Role of ideology in the ecological dialogue:

Not everyone would get spellbound by the sight of a dense forest just like the poet Robert Frost did way back in 1922. They would rather replace the poem’s ‘best’ line “The woods are lovely, dark, and deep” with “The woods are a waste, hindrance and a nuisance”!

Such different attitudes are a part of human individuality. The way human beings have been treating the environment since time immemorial, is a reflection of their respective tastes. While some have taken steps to dominate the environment the way they want, the others always tend to have second thoughts before ‘conquering’ the environment entirely.

As the Environmental Sociologist Michael Bell states in his “An Invitation to Environmental Sociology”, scholars have studied the role of ideology in the ecological dialogue in two broad ways, largely drawing on historical evidence.

First, scholars have considered the ideological conditions that make domination of the environment tolerable, focusing on Western cultural attitudes that support it.

Second, scholars have considered the ideological conditions that make such dominating attitudes unjustifiable and insupportable, also highlighting the social origin of the environmental movement.

As sociologists argue three Western intellectual traditions-Christianity, individualism and patriarchy played a main role in providing the ideological explanation for environmental domination which gave people complete freedom to transform the environment to satisfy their needs.

As Bell says, though the ideologies of environmental domination were not limited to the West, their prevalence was acute in those countries.

Moreover, the ideology of environmental domination goes parallel with social domination, says sociologists, as there are close links between the former and factors like hierarchy and inequality.

The rise of industrial economy is normally given as the main factor which laid much emphasis on transforming the earth.
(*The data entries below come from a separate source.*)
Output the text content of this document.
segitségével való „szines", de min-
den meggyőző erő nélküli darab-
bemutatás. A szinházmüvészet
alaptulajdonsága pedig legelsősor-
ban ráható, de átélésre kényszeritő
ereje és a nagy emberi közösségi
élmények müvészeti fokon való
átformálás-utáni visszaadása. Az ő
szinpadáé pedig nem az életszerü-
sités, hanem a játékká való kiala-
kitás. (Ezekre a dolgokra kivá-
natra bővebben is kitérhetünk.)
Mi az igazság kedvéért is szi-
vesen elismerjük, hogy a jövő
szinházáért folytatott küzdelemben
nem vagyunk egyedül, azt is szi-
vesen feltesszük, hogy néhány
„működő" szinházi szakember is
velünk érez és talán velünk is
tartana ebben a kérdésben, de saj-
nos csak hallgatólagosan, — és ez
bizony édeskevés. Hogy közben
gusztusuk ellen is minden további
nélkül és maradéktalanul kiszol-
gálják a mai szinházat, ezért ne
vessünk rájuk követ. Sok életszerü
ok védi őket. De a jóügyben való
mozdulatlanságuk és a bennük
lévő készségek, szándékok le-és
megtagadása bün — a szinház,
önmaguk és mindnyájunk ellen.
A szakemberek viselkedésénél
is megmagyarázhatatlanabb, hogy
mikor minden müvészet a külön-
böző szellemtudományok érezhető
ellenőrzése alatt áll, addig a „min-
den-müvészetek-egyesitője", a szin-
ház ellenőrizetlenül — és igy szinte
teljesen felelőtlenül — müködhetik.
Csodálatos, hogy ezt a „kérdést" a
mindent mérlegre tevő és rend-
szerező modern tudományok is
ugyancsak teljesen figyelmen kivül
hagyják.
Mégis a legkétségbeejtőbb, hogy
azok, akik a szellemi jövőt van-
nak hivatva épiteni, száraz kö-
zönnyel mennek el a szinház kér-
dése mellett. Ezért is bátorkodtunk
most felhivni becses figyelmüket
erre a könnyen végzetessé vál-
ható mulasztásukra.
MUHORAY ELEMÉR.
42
Without putting the blame on industrial economy, sociologists go to the roots of it. Michael Bell says that ideas of consumption, work, leisure, social status and community infuse the economy as much as the economy infuses those ideas and a major source of those ideas in the West is Christianity.

Eminent sociologist Max Weber (1864-1920) states in his “The Protestant Ethic and the Spirit of Capitalism” that Protestantism, specially Calvinism encouraged people to work hard, to save money and to invest it. Those were the central factors in the rise of capitalism in those countries.

Weber’s argument was that a man does not ‘by nature’ wish to earn more and more money, but simply to live as he is accustomed to live.” Then why do people work so hard to make more money than they need? The answer according to Weber, lies in the moral anxiety that early Protestants inculcated in their followers.

The main idea that was inculcated in them was if a person is rich enough , he/she could literally buy his/her way to heaven by funding priests to say prayers for them and by purchasing “indulgences” from the church.

In retrospect, it is evident that the history of capitalist development has provided some support for Weber’s argument. Modern capitalism originated initially in the dominantly Protestant countries such as England, Scotland, the United States and Germany. Anyway today modern capitalism has spread well beyond the limits of Protestant countries.

Ideas of Lynn White

Historian, Lynn White too traced a nexus between Western religion and social developments that affect the environment. In the short essay “

The Historical roots of Our Ecologic Crisis” which he published in 1967, he argues that environmental problems cannot be understood apart from the Western origins of modern science and technology, which in turn derived from “distinctive attitudes towards nature that are deeply grounded in Christian dogma.” Western science and technology too have religious origins just like Western economies.

His particular emphasis was on the development of powered machines, the weight driven clock, windmills , water powdered saw-mills and blast furnaces. The most significant invention according to White was the mouldboard-plough which radically altered European sensibilities towards environmental transformation.

Further White was of the view that the exploitative and domineering attitude towards the environment, was a result of the Judeo-Christian ethic, one of the great intellectual revolutions of the Western tradition. People were giving up paganism for Christianity.

The next argument Michael Bell raises is that changing nature was no longer considered a sacrilege as the early Christian doctrine taught that God gave the world to human beings to exploit, to change and recreate. “The Judeo-Christian ethic thus gave us moral licence to change the world as we see fit.”

Anyway White’s ideas have been challenged by his critics as the biblical licence to dominate the earth likely at least facilitated the development of technology and science.

Individualism

Individualism too played a role in making human beings dominate the environment.

As Michael Bell says with an individualistic frame of mind people tend to ignore the effects of their own actions on those wider surroundings.

When man dominated the environment , the earth was exploited to the maximum. Gradually with the rise of certain environmental movements, more and more emphasis was laid on the destruction caused to the environment in the name of development.

Especially in the latter half of the twentieth century, ideologies of environmental concern started emerging backed by three primary reasons: the rediscovery of the moral attractiveness of nature, the increased scale of material alterations of the environment and the spread of democratic attitudes and institutions.

Henry David Thoreau’s views play a dominant role in this ideology.

His writings supported the views of many who were worried about the direction and motivations behind the social and environmental transformations brought about by the thriving industrial revolution.

Thoreau’s writings about the moral value of wild nature, played a great role in highlighting the value of the environment , not as a nonliving object which should be exploited, but as a great asset which should be paid great concern.

Anyway the intensity of environmental concern varies considerably from person to person. Environmentalism has already become a significant feature of political debate in many countries. India’s Chipko movement headed by Indian Environmentalist Vandana Shiwa is a fine example.